Tuesday, December 13, 2011

Newton’s Handwritten Notes on Laws of Motion Published Online for First Time

Sir Godfrey Kneller

Cambridge University put 4,000 pages of Newton's most important scientific works on the internet for the public to access for free.

Original handwritten manuscripts by Sir Isaac Newton -- including the great scientist's famous laws of motion -- were published online Monday for the first time.

Cambridge University put 4,000 pages of Newton's most important scientific works, including an annotated copy of Philosophiae Naturalis Principia Mathematica, on the internet for the public to access for free.

Grant Young, Digitization Manager at the Library, said, "Anyone, wherever they are, can see at the click of a mouse how Newton worked and how he went about developing his theories and experiments. Newton's copy of his Principia shows how methodically he worked through his text; marking alterations, crossing out and annotating his work in preparation for the second edition."

The online collection also includes Newton's "Waste Book" -- a large notebook the scientist inherited from his stepfather that he used to make notes and calculations when he was forced to leave his studies in Cambridge during the Great Plague.
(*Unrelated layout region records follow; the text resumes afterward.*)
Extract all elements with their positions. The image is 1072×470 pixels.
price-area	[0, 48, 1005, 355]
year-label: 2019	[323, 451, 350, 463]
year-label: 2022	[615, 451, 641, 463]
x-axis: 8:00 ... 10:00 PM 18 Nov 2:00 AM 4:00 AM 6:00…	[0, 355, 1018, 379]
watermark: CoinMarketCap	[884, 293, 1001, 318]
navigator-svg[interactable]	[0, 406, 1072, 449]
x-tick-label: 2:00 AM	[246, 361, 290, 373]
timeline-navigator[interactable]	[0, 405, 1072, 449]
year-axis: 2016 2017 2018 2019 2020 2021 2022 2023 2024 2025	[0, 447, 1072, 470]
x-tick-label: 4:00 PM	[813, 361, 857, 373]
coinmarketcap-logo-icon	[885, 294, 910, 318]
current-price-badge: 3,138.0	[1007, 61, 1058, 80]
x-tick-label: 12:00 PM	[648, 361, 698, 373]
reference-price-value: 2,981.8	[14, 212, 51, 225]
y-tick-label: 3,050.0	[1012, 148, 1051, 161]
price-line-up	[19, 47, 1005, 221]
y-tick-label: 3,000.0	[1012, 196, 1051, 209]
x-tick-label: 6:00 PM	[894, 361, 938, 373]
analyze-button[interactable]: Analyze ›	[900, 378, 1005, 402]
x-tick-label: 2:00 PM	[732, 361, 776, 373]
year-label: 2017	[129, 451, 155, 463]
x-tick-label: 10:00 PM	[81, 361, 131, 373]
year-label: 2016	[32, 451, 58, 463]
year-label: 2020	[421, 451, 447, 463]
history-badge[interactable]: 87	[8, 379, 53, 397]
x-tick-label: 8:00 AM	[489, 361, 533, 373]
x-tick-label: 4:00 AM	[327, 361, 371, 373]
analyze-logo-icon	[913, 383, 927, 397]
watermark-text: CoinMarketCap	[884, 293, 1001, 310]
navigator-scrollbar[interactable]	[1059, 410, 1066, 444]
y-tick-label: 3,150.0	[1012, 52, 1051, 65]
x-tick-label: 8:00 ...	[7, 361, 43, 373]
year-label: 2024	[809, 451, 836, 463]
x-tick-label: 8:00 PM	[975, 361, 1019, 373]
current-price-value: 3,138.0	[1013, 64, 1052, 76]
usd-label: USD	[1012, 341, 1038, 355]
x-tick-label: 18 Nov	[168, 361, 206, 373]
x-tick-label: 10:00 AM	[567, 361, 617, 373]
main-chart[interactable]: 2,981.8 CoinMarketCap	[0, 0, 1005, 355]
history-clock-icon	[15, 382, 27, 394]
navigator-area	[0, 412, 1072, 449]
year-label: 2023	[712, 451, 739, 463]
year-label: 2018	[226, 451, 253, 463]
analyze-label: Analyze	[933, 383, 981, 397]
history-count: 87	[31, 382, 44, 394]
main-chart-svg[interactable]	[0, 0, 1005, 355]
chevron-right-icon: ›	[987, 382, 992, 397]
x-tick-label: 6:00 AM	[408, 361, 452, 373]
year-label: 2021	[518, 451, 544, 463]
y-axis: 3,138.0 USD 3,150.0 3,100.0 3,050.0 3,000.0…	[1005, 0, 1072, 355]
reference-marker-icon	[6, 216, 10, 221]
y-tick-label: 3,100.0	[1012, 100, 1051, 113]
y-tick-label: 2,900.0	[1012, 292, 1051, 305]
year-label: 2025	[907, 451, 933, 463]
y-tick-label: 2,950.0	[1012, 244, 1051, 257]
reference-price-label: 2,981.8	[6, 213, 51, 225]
It was in Principia Mathematica, first published in July 1687, that Newton expressed his theories on the laws of motion and universal gravitation. It is seen as one of the most significant scientific breakthroughs ever made.

The university plans to upload thousands more pages of Newton's work in the coming months, and will later add the archive of the celebrated Board of Longitude and the papers of Charles Darwin.

The manuscripts are available at the Cambridge Digital Library.